Kasus kekerasan seksual kembali mencoreng dunia pendidikan tinggi di Nusa Tenggara Barat. Seorang mahasiswi UIN Mataram memberanikan diri melaporkan salah satu dosennya ke Kepolisian Daerah (Polda) NTB atas dugaan tindakan kekerasan seksual. Berdasarkan informasi yang kami terima, pelaporan tersebut telah teregister secara resmi dan kini memasuki tahap penyelidikan.
Sebagai Ketua Bidang Perempuan Kesatuan Aksi Mahasiswa Muslim Indonesia (KAMMI) Daerah Lombok Timur, saya menyatakan keprihatinan yang mendalam atas peristiwa ini. Dunia pendidikan tinggi seharusnya menjadi tempat yang aman, nyaman, dan beradab untuk tumbuh dan berkembangnya generasi intelektual. Namun nyatanya, masih ada oknum pendidik yang justru menyalahgunakan posisi dan relasi kuasanya untuk melakukan tindakan yang tidak manusiawi.
Kekerasan seksual di lingkungan kampus bukan semata-mata soal tindakan amoral individual, tetapi mencerminkan lemahnya sistem perlindungan dan minimnya kesadaran kolektif terhadap isu ini. Dalam banyak kasus, korban sering kali mengalami reviktimisasi: dipersalahkan, disudutkan, bahkan ditekan untuk diam demi menjaga nama baik institusi.
Kampus, sebagai institusi akademik, memiliki tanggung jawab moral dan hukum untuk menciptakan ruang aman bagi seluruh civitas akademika, terutama perempuan. Adanya relasi kuasa antara dosen dan mahasiswa menjadi faktor krusial yang dapat membuka celah terjadinya pelecehan dan kekerasan seksual. Oleh karena itu, kampus harus bersikap tegas dalam menanggapi kasus ini, serta memperkuat kebijakan anti-kekerasan seksual secara.

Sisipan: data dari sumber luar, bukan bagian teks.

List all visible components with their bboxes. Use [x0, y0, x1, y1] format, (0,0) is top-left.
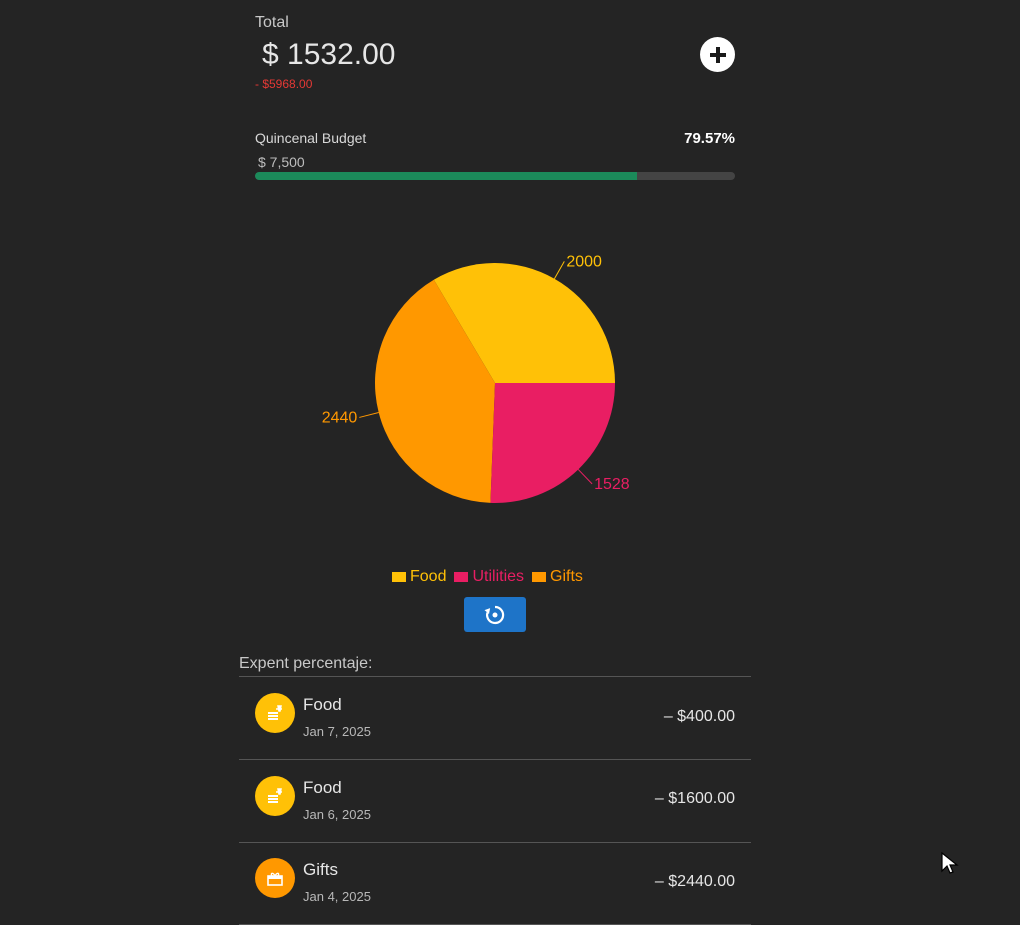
list-item[interactable]: Food Jan 7, 2025 – $400.00: [239, 677, 751, 760]
fastfood-icon: [255, 776, 295, 816]
expense-amount: – $400.00: [663, 708, 735, 725]
legend-label: Gifts: [550, 568, 583, 585]
legend-swatch: [454, 572, 469, 582]
expense-amount: – $1600.00: [654, 790, 735, 807]
expenses-section-title: Expent percentaje:: [239, 655, 373, 672]
list-item[interactable]: Gifts Jan 4, 2025 – $2440.00: [239, 842, 751, 925]
expense-date: Jan 6, 2025: [303, 807, 371, 822]
mouse-cursor-icon: [941, 851, 959, 874]
pie-label-line-food: [553, 261, 565, 279]
pie-label-utilities: 1528: [594, 476, 630, 493]
expense-name: Food: [303, 778, 342, 797]
legend-label: Utilities: [472, 568, 525, 585]
reset-icon: [484, 605, 505, 624]
fastfood-icon: [255, 693, 295, 733]
expense-date: Jan 7, 2025: [303, 724, 371, 739]
list-item[interactable]: Food Jan 6, 2025 – $1600.00: [239, 760, 751, 843]
legend-item-gifts[interactable]: Gifts: [532, 568, 583, 586]
expense-amount: – $2440.00: [654, 873, 735, 890]
expense-name: Gifts: [303, 860, 338, 879]
pie-label-gifts: 2440: [322, 409, 358, 426]
expense-name: Food: [303, 695, 342, 714]
expense-date: Jan 4, 2025: [303, 889, 371, 904]
legend-label: Food: [410, 568, 447, 585]
legend-swatch: [532, 572, 547, 582]
expense-pie-chart: 2000 2440 1528: [322, 253, 630, 503]
legend-swatch: [392, 572, 406, 582]
pie-label-line-utilities: [577, 469, 593, 485]
pie-label-line-gifts: [359, 412, 379, 418]
legend-item-food[interactable]: Food: [392, 568, 446, 586]
gift-icon: [255, 858, 295, 898]
pie-label-food: 2000: [566, 253, 602, 270]
legend-item-utilities[interactable]: Utilities: [454, 568, 524, 586]
reset-chart-button[interactable]: [464, 597, 526, 632]
chart-legend: Food Utilities Gifts: [392, 568, 583, 586]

Kami mendukung penuh langkah berani korban dalam membawa kasus ini ke ranah hukum. Ini merupakan tindakan yang sangat penting tidak hanya untuk keadilan korban, tetapi juga untuk membangun preseden bahwa pelaku kekerasan seksual harus dimintai pertanggungjawaban secara tegas dan transparan.
Kami juga mendesak Polda NTB agar menangani kasus ini dengan serius, profesional, dan berpihak kepada korban. Proses hukum yang adil adalah bentuk penghormatan terhadap hak asasi manusia. Tidak boleh ada intervensi atau tekanan terhadap korban selama proses berjalan. KAMMI siap menjadi mitra kritis dan pendamping moril dalam perjuangan korban mendapatkan keadilan.
Kami meminta kepada Rektor UIN Mataram dan jajaran rektorat untuk segera melakukan tindakan internal yang diperlukan, termasuk menonaktifkan oknum dosen yang dilaporkan selama proses hukum berlangsung. Selain itu, UIN Mataram perlu mengevaluasi dan memperkuat sistem penanganan kekerasan seksual di lingkup kampus, termasuk membentuk satuan tugas, menyediakan layanan aduan yang ramah korban, serta mengedukasi civitas akademika tentang pentingnya budaya anti-kekerasan.
Kepada seluruh masyarakat dan mahasiswa, khususnya perempuan, kami ingin menyampaikan pesan bahwa tidak ada satu pun bentuk kekerasan seksual yang dapat dibenarkan. Jangan pernah takut untuk bersuara dan melawan ketidakadilan. Suara kalian adalah kunci untuk menghentikan siklus kekerasan yang selama ini dibungkam atas nama kekuasaan, budaya, atau institusi.
Sebagai bagian dari gerakan mahasiswa yang menjunjung tinggi nilai-nilai moral, intelektual, dan keadilan, KAMMI Lombok Timur berkomitmen untuk terus memperjuangkan hak-hak perempuan dan mendampingi korban kekerasan seksual. Kami tidak akan tinggal diam. Kami akan terus bersuara.
Kekerasan seksual adalah musuh bersama. Mari kita lawan dengan kesadaran, keberanian, dan solidaritas.